Tengo que girarme para mirar a la rubia y que pueda ver claramente la burla en mi cara.

—¿Sabías que las sillas de ruedas se pueden usar en cualquier superficie plana? —arqueo las cejas en sorpresa—. Incluso si quisiera ir al supermercado, al cine, o a cualquier otro puto lugar que ella quisiera.

Presiona los labios con fuerza, golpeando el tazón de su zapatilla contra el piso. Asumo que es una de esas mujeres acostumbradas a salirse con la suya.

—Ana no quiere ir.

De nuevo se equivoca.

—¿Le preguntaste? —abre la boca y la cierra de nuevo porque eso es un jodido no—. ¿Siquiera te importa lo que ella quiera?
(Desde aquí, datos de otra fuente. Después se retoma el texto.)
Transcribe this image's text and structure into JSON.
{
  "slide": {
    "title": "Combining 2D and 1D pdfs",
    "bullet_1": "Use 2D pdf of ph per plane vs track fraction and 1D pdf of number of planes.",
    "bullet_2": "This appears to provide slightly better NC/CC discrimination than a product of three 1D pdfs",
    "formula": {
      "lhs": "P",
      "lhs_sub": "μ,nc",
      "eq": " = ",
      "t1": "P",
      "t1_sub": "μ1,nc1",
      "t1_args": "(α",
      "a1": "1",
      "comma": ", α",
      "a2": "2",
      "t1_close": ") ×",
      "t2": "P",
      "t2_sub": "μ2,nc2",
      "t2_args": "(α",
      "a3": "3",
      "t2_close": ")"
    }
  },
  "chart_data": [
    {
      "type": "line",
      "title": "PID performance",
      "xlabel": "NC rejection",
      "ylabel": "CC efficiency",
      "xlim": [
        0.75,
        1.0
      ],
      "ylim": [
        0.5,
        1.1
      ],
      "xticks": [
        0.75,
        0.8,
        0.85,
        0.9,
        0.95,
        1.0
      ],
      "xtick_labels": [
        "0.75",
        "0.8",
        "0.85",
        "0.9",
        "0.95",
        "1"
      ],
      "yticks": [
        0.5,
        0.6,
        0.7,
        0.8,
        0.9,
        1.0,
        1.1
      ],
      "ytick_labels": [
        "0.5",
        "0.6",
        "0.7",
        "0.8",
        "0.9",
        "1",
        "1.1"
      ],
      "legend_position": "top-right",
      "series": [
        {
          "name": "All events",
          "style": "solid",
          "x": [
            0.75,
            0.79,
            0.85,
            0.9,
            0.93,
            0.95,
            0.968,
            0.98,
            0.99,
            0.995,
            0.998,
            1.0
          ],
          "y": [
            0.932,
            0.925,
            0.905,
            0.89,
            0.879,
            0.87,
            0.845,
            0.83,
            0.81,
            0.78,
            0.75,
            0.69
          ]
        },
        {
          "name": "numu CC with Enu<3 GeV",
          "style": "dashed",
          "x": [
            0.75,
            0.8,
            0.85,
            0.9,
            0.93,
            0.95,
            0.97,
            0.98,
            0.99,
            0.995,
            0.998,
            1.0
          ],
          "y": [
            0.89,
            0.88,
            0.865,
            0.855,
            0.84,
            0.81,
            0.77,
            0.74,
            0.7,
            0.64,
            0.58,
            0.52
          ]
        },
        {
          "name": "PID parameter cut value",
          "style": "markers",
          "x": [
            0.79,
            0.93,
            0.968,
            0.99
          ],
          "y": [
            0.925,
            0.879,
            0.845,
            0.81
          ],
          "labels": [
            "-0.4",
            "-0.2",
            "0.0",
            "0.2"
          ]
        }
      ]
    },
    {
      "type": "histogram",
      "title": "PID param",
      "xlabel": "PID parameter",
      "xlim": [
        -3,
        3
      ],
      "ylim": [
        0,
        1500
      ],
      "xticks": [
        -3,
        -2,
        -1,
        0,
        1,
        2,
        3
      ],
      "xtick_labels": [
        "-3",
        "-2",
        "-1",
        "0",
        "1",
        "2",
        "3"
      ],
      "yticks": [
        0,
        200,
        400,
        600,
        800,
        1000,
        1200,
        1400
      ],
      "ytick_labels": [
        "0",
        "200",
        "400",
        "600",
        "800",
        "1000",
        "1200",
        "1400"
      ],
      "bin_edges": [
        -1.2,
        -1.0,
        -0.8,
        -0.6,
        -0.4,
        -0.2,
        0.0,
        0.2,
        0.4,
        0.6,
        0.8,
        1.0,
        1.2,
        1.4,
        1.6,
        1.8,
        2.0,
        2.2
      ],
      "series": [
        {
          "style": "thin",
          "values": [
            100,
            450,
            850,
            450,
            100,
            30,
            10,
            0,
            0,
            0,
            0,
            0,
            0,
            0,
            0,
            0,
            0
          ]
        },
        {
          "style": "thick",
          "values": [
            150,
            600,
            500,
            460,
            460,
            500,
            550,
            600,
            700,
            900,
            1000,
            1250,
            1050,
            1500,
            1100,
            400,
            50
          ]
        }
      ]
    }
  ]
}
—No se trata de lo que quiere, es sobre su seguridad.

Claramente se ha quedado sin argumentos, así que la empujo un poco y paso por su lado hasta la habitación de Ana. Golpeo dos veces antes de abrir la puerta y encontrarla sentada sobre la cama, lista para nuestra salida.

—Hey, tu transporte llegó.

Asiente y su cabello se desliza hacia el frente cubriendo su cara. Me acerco para apreciar mejor el maquillaje que se puso y el vestido en color rosa claro que lleva. Mierda, de verdad parece una cita.

—¿Y bien? —señala con la cabeza hacia la puerta—. ¿No deberías traer primero mi silla?

Sonrío.

Y solo para hacer enojar a la rubia, paso mis brazos por debajo de sus piernas y la levanto en mis brazos para cargarla. Ella chilla como de costumbre.

—¡Christian!

—¿Qué? ¿No lo dije? Yo soy el transportes esta noche, muñequita.

La llevo por el pasillo y por las escaleras, decidido a llamar a un taxi en caso de que el jodido tío tampoco esté de acuerdo con esto. Pero parece que me equivoco cuando lo encuentro en la puerta, sosteniéndola para que pase.

—Gracias Jason. —dice Ana.

¿Gracias? ¿Por dejarla salir de su maldita casa? Estoy perdiendo la paciencia aquí.

La acomodo en el asiento trasero de su Audi y reviso que pueda ponerse el cinturón de seguridad antes de rodear el auto y hacer lo mismo.

Como lo supuse, la rubia amargada está en la puerta con los brazos cruzados mientras Taylor sube al auto y lo pone en marcha.

—Llévanos a la gran rueda, viejo. —lo escucho gruñir bajito, pero es la mirada de Ana la que me hace girar—. ¿Qué? No me digas que nunca has estado ahí.

—Si, cuando era niña.

Un momento.

—¿Y qué hay de las citas? ¿A dónde te llevaban los chicos? —tengo una pizca de curiosidad.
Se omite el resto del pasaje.